Micro(nano)scopic pore characteristics (e.g., pore size, pore-size distribution, and pore connectivity) of mudrocks, implicated by their mixed wettability, control macroscopic fluid flow and hydrocarbon production. This work discusses various approaches to investigating pore structure (both geometry and topology) of several mudrocks of leading U.S. plays (Barnett, Bakken/Three Forks, and Utica), and the presence and connection of mixed wettability associated with compositional phases. Results show that these mudrocks have very limited edge-accessible pore spaces. This is shown from low pore connectivity behavior of fluid imbibition, steep decline of edge-accessible porosity from vacuum saturation, the heterogeneous presence of only trace amount of diffusing tracers beyond a few mm from a sample edge, and limited connected pathways from high-pressure injection of traced n-decane at 414 MPa. As mudrocks contain distinct hydrophobic organic materials (e.g., kerogen), as well as hydrophilic and/or hydrophobic minerals, different nano-sized tracers in two wettability fluids (API brine and n-decane) were developed to interrogate their pore spaces and connectivity.

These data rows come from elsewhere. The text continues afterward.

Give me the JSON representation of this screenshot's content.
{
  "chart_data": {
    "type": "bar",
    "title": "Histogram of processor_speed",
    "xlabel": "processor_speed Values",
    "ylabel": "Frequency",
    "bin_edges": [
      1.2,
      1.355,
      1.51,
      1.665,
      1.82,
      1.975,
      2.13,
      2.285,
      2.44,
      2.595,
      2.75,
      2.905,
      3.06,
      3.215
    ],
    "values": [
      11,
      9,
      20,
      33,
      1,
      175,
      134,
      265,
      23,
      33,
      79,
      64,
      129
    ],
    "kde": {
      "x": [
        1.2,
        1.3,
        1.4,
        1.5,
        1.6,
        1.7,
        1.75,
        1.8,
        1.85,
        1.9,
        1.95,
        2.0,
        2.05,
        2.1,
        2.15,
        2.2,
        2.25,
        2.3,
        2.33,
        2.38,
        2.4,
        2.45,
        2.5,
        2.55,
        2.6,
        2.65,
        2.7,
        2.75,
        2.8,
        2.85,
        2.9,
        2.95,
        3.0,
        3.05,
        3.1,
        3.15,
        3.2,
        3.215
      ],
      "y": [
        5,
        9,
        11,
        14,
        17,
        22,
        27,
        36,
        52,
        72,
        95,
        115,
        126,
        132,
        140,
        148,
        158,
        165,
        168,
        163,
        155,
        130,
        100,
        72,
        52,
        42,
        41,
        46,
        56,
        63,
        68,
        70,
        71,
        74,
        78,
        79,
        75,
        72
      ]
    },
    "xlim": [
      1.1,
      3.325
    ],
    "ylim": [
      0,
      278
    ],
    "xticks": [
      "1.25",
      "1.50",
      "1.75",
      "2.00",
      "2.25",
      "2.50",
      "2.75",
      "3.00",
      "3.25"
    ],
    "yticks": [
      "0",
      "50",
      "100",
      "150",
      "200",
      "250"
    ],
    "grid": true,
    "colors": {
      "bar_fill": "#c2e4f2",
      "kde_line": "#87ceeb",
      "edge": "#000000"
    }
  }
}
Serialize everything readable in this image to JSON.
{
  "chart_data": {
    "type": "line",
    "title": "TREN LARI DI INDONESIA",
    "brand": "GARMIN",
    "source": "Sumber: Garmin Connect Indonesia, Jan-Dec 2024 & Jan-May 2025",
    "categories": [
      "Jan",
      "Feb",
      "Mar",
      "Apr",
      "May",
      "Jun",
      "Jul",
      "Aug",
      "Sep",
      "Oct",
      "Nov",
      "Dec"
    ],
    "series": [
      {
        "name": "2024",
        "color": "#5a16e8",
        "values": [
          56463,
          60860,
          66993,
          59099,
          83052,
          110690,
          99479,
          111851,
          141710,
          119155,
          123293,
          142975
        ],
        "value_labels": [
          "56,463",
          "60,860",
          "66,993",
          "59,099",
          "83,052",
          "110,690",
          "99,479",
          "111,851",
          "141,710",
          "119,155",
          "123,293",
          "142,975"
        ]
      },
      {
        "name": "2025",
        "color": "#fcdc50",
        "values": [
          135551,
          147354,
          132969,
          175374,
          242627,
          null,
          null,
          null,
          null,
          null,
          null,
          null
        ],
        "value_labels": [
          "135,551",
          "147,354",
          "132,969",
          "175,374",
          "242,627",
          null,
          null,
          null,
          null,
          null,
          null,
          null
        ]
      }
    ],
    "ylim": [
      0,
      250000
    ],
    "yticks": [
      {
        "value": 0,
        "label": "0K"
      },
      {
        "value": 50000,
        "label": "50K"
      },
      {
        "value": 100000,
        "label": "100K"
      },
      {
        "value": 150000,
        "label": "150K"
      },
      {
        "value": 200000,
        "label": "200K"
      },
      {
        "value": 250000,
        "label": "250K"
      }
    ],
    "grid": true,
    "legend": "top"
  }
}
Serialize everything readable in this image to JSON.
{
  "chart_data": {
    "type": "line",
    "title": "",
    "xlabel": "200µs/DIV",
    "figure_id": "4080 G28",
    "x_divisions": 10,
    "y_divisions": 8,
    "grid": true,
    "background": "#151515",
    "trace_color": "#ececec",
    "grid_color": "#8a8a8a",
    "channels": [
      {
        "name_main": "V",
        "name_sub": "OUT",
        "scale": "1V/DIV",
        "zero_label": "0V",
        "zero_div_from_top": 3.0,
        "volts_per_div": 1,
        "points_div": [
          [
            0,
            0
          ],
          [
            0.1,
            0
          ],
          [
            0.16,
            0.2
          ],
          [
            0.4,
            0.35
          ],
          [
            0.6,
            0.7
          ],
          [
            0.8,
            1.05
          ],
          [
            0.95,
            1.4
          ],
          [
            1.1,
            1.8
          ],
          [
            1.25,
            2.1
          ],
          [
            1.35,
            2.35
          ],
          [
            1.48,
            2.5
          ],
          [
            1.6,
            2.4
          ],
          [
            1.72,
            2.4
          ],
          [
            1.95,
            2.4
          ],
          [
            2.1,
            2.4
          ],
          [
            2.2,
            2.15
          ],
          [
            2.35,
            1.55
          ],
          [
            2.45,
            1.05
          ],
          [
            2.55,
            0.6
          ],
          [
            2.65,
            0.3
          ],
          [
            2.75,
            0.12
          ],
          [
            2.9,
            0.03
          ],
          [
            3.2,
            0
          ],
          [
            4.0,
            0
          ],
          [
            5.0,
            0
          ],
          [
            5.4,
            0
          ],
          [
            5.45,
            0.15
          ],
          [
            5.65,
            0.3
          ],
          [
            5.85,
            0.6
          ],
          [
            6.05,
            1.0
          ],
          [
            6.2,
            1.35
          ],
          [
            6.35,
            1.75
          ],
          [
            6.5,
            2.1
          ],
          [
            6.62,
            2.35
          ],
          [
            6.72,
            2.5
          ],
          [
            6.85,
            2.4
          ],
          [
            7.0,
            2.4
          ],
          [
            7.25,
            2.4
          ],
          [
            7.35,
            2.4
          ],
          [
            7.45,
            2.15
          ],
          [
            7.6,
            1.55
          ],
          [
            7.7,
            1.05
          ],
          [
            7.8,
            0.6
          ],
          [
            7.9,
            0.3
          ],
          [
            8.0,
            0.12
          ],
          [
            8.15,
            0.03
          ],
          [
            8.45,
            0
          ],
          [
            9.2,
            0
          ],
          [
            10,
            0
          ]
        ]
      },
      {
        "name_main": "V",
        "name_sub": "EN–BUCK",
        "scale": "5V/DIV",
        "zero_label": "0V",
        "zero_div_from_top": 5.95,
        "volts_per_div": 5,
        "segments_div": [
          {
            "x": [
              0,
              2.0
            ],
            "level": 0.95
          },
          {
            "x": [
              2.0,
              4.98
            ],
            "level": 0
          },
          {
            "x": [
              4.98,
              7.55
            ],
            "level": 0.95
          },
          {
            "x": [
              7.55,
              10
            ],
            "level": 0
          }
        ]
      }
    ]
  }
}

For two molecular tracers in n-decane with the sizes of 1.393 nm×0.287 nm×0.178 nm for 1-iododecane and 1.273 nm×0.919 nm×0.785 nm for trichlorooxobis (triphenylphosphine) rhenium, much less penetration was observed for wider molecules of organic-Re in these mudrocks with median pore-throats of around 5 nm, indicating the entangling of nano-sized molecules in nanopore spaces of mudrocks. The sparse nanopore space connection within the mudrock matrix, implicated by mixed wettability, could lead to limited movement of nano-sized hydrocarbon molecules and fracture-matrix interactions in fractured reservoirs, and consequently steep initial production decline and low recovery.